1. On page 3 [237 Cal.App.4th 145, advance report, 3d full par., line 2], the first sentence of the first full paragraph, starting with "The few cases Alliantgroup cites," insert the words "Labor Code" between the words "in the context of a" and "wage and hour dispute," so the sentence reads as follows:
The few cases Alliantgroup cites do not address how a Texas court will view a choice-of-law clause in the context of a Labor Code wage and hour dispute between a Texas employer and a California employee, and Alliantgroup fails to address the competing policies of these two states.
2. On page 3 [237 Cal.App.4th 145, advance report, 3d full par., line 6], the second sentence of the first full paragraph, starting with "Alliantgroup could have eliminated any doubt," delete the words "failed to" and replace them with the words "it did not," so the sentence reads as follows:
Alliantgroup could have eliminated any doubt about which law would apply to Verdugo's claims by stipulating to have the Texas courts apply California law, but it did not do so.
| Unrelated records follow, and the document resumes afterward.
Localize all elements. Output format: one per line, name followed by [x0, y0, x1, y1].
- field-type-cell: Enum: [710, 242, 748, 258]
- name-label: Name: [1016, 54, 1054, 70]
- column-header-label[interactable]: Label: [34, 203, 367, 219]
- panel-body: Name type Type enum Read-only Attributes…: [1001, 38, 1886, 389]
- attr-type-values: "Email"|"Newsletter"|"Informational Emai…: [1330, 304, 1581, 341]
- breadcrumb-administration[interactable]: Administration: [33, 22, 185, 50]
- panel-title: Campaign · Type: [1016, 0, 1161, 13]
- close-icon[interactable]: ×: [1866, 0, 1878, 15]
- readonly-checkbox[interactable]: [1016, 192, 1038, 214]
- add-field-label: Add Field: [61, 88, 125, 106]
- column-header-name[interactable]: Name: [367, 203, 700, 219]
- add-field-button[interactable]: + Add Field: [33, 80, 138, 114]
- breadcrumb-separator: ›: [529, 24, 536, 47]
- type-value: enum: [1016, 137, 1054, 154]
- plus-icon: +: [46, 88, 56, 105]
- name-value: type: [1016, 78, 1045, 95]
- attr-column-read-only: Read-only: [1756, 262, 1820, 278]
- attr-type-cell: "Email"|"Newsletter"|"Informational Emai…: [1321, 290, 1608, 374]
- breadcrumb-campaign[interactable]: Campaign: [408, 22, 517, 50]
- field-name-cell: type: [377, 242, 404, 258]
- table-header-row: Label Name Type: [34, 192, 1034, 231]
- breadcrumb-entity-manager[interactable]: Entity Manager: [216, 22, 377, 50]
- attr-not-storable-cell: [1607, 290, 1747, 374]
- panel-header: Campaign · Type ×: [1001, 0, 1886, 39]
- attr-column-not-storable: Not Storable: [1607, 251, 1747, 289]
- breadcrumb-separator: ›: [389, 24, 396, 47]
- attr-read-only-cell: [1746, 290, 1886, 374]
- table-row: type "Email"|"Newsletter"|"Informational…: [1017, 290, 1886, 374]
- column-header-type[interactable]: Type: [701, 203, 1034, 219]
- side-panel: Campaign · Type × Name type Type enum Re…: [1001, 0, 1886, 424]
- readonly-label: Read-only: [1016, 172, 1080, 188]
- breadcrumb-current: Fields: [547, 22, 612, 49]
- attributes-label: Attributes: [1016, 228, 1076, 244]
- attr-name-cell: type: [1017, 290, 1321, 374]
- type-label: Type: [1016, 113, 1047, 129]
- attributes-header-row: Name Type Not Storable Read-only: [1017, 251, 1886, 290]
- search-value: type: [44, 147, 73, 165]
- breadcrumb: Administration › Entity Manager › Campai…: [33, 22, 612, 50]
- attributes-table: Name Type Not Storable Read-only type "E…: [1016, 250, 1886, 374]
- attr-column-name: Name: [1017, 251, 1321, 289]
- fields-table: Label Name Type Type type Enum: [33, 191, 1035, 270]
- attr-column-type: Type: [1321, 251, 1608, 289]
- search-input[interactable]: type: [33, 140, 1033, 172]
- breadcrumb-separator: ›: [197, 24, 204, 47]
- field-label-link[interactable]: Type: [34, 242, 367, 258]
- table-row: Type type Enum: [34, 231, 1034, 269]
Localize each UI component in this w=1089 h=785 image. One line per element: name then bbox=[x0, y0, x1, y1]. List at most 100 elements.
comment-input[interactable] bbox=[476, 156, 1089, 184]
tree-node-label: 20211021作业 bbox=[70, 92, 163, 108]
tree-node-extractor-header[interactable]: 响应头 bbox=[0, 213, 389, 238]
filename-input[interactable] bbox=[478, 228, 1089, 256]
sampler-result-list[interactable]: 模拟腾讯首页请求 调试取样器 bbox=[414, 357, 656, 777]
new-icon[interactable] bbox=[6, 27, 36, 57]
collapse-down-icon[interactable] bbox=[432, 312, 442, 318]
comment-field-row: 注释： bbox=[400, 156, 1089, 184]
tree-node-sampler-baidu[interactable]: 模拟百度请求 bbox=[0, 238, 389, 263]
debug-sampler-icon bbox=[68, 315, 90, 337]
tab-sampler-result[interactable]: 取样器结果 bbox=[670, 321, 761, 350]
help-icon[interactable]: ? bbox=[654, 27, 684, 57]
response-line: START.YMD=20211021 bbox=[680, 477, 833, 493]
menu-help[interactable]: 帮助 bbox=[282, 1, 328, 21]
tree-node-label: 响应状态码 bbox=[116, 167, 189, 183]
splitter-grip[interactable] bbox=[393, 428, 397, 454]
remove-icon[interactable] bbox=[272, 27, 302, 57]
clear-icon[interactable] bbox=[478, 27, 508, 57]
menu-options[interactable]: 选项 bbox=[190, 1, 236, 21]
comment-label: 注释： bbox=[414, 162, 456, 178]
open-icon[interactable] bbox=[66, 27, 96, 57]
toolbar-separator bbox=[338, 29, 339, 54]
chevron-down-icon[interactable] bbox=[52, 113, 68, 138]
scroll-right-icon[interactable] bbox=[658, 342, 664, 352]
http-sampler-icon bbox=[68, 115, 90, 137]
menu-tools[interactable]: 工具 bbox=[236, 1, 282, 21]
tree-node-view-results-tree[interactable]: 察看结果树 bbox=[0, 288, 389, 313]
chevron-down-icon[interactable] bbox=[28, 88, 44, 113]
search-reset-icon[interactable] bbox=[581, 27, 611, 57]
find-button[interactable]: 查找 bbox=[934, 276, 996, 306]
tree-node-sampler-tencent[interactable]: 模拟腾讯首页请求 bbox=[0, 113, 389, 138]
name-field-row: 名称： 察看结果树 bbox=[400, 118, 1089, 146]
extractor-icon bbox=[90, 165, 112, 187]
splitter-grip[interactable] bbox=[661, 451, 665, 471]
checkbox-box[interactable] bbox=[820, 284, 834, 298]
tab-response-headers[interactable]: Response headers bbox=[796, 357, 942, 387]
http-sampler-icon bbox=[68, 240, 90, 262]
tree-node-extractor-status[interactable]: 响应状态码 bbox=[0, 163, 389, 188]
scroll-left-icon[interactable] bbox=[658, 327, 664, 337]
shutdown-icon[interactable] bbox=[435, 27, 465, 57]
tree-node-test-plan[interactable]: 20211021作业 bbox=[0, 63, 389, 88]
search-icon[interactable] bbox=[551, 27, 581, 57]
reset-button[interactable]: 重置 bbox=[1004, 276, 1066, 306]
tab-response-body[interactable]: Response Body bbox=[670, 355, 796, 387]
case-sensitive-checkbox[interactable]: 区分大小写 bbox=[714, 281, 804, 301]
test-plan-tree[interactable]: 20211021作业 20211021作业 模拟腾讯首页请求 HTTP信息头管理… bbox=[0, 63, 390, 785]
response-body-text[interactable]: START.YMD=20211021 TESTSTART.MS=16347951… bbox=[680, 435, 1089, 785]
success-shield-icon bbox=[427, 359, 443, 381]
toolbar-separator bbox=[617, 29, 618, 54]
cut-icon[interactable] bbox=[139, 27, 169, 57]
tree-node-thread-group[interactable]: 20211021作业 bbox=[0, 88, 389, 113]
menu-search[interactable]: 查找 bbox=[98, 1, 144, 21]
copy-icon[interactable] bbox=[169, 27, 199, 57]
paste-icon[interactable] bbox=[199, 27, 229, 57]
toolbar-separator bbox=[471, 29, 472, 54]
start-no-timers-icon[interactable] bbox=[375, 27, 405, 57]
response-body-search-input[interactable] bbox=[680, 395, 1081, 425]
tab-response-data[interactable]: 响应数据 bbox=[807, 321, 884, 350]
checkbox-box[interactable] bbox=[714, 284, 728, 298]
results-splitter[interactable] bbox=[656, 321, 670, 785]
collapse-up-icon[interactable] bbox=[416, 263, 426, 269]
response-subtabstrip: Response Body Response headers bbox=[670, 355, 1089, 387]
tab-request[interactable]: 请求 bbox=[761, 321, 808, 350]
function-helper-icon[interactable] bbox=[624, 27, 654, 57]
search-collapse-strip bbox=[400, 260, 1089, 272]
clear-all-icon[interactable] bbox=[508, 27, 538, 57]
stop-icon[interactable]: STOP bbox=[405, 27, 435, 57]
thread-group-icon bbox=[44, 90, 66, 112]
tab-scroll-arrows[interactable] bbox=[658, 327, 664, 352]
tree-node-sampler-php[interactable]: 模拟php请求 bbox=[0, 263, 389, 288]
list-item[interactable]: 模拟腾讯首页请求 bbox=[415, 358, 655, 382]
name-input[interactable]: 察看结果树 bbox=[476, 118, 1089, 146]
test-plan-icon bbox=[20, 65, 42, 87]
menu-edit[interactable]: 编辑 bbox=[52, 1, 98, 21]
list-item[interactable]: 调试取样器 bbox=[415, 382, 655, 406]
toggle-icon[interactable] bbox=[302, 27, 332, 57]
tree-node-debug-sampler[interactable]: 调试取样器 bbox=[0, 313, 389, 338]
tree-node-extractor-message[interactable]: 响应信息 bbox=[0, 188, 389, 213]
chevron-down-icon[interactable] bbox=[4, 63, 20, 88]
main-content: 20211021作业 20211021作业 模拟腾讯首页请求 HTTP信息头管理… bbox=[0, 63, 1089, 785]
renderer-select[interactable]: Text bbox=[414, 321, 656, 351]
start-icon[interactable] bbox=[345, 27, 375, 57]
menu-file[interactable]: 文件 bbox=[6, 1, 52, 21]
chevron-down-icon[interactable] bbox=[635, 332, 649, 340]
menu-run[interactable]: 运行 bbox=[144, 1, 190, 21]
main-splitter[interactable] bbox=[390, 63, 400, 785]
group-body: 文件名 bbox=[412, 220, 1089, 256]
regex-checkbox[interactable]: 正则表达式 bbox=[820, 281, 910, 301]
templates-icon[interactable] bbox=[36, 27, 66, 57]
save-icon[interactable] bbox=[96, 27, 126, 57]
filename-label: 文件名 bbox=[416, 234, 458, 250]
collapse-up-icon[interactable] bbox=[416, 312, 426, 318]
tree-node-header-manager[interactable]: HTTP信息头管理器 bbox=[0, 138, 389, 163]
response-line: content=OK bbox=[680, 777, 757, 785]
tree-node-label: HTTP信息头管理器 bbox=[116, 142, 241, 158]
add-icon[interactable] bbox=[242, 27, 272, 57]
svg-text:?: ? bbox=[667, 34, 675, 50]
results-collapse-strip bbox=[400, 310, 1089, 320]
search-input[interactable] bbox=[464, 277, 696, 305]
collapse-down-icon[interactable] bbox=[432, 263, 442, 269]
3. On page 3 [237 Cal.App.4th 145, advance report, 3d full par., lines 7-9], the third sentence of the first full paragraph, starting with "Instead, Alliantgroup carefully phrased," delete the entire sentence and replace it with the following:
Instead, Alliantgroup acknowledged Texas might apply California law while simultaneously minimizing the significance of the California statutory rights on which Verdugo bases her claims.
Alliantgroup could have eliminated any uncertainty on which law a Texas court would apply by stipulating to have a Texas court apply California law in deciding Verdugo's claims, but Alliantgroup did not do so.
5. On page 20 [237 Cal.App.4th 158, advance report, 2d full par., lines 4 and 6], the second sentence of the first full paragraph, starting with "Instead, Alliantgroup has carefully preserved," delete the words "carefully" and "seeking to," and replace the word "downplay" with "downplaying," so the sentence reads as follows:
Instead, Alliantgroup preserved its ability to argue to a Texas court that it should apply Texas law, and Alliantgroup has hinted at its intention to do so by downplaying the significance of the statutory rights Verdugo seeks to enforce through this action.
6. On page 23 [237 Cal.App.4th 160, advance report, 1st par., last line], at the end of the partial paragraph at the top of the page, add the following new footnote number 9:
Alliantgroup also relies on Farmers Insurance Exchange v. Leonard (Tex.Ct.App. 2003) 125 S.W.3d 55, and Caton v. Leach Corp. (5th Cir. 1990) 896 F.2d 939. These cases do not apply here because they do not involve the recovery of wages and other remedies under the Labor Code, and therefore do not involve the same underlying policies at issue in this case. Moreover, the Farmers Insurance Exchange case conducted a different analysis because the parties did not agree to a choice-of-law provision.
7. On page 25 [237 Cal.App.4th 162, advance report, footnote 9], renumber footnote No. 9 as footnote No. 10.
These modifications do not change the judgment.
The petition for rehearing filed by defendant and respondent Alliantgroup L.P. is DENIED. Alliantgroup requests rehearing to allow the parties to address whether Alliantgroup would stipulate to have a Texas court apply California law when deciding plaintiff and appellant Rachel Verdugo's claims. The earlier order for supplemental briefing provided Alliantgroup that opportunity, and therefore rehearing is not required.